Personally, I advise all my clients not to upgrade to 2007 and wait and see if 2009 is any better.

But if you must, one tip, make the Developer tab visible, it is a must.

marshybid
07-04-2008, 08:21 AM
Based on the additional comments from mdmackillop and xld.....

I'm really looking forward to the upgrade (well that's what they are calling it!!!)

I use 2007 at home, installed on the laptop I bought, but I don't have much call for complex macros at home..... Can't think why not

Have a good week end all :beerchug:

david000
07-04-2008, 10:37 AM
1. Learn to use the Quick access toolbar. (for your Personal macros)
2. In the Options set the default save to 'Macro enabled workbook'
3. Shapes - from the drawing toolbar have different names in 2007.
4. When you go to customize the Quick access toolbar look for a button called 'Exit' (X) it will allow you to close excel with one click.
Otherwise you'll need to use Alt+F4.
5. Most important is change all your code that has 65536 or 256 hard coded to soft code! e.g. Rows.Count or Columns.Count.

Bob Phillips
07-04-2008, 11:26 AM
1 5. Most important is change all your code that has 65536 or 256 hard coded to soft code! e.g. Rows.Count or Columns.Count.

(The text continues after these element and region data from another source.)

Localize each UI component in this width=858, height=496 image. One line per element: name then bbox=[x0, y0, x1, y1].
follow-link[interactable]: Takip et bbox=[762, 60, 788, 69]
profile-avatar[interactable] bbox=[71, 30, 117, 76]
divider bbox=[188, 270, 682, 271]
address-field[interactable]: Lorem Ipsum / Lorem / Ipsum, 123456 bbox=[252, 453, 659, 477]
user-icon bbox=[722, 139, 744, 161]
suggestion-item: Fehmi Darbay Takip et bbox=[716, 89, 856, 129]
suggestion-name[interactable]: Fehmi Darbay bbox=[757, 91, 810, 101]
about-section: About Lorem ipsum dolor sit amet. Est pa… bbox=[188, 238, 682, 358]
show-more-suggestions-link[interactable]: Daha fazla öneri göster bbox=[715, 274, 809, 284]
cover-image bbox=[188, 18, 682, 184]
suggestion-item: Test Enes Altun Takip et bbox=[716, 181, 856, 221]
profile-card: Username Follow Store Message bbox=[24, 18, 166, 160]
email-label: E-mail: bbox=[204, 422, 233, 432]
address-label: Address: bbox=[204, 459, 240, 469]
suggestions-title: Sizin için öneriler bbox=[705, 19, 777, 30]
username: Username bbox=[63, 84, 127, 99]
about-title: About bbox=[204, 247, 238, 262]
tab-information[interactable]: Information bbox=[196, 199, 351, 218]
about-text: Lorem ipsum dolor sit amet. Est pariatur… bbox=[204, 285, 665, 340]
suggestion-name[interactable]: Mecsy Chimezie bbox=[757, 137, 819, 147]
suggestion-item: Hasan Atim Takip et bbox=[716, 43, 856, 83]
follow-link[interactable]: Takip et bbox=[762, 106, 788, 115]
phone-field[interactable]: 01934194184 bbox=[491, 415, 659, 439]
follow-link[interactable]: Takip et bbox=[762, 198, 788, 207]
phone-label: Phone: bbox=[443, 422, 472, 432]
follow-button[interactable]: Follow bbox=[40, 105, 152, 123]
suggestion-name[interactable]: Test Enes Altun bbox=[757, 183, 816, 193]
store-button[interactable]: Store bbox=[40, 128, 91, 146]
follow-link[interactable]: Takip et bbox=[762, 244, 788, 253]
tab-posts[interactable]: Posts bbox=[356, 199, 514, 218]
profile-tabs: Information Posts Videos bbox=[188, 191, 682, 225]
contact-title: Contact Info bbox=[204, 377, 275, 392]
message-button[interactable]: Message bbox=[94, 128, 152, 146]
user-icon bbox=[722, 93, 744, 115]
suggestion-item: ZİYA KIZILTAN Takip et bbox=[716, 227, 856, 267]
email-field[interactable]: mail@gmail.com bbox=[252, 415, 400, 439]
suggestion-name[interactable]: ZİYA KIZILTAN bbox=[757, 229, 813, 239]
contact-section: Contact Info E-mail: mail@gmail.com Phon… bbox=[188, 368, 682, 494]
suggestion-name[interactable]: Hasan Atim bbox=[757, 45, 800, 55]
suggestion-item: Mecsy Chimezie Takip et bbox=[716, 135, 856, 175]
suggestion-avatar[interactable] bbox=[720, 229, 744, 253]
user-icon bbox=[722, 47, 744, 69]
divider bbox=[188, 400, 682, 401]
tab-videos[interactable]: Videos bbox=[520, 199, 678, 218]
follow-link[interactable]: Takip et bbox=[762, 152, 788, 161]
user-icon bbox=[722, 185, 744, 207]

Surely, nobody does that? At least no-one who has listened to my evangelising since the days when we thought MS would never, couldn't, increase the number of rows.

CaptRon
07-04-2008, 01:39 PM
My company will be upgrading all machines to Office 2007 shortly.


No way to talk them out of it? Our office recently converted to Office 2007 and what a mistake! XLD is correct....it's pretty, but that's about it. It's one little issue after another that has become so aggravating for something that disguises itself as productivity software.

Our whole office would go back to Office 2003 in a heartbeat if that were an option. I have Excel 2000, 2002, 2003, and 2007 on my machine to test for backward compatibility (dropped 97 when I added 2007). I still do 95% of my work in Excel 2003.

If you can avoid 2007, I think you are much better off. I can't think of much that is meaningful that you would gain with 2007 and there's a lot lost. But, if ya gotta....I guess ya gotta. Just my 4 cents (the US dollar isn't worth what it used to be).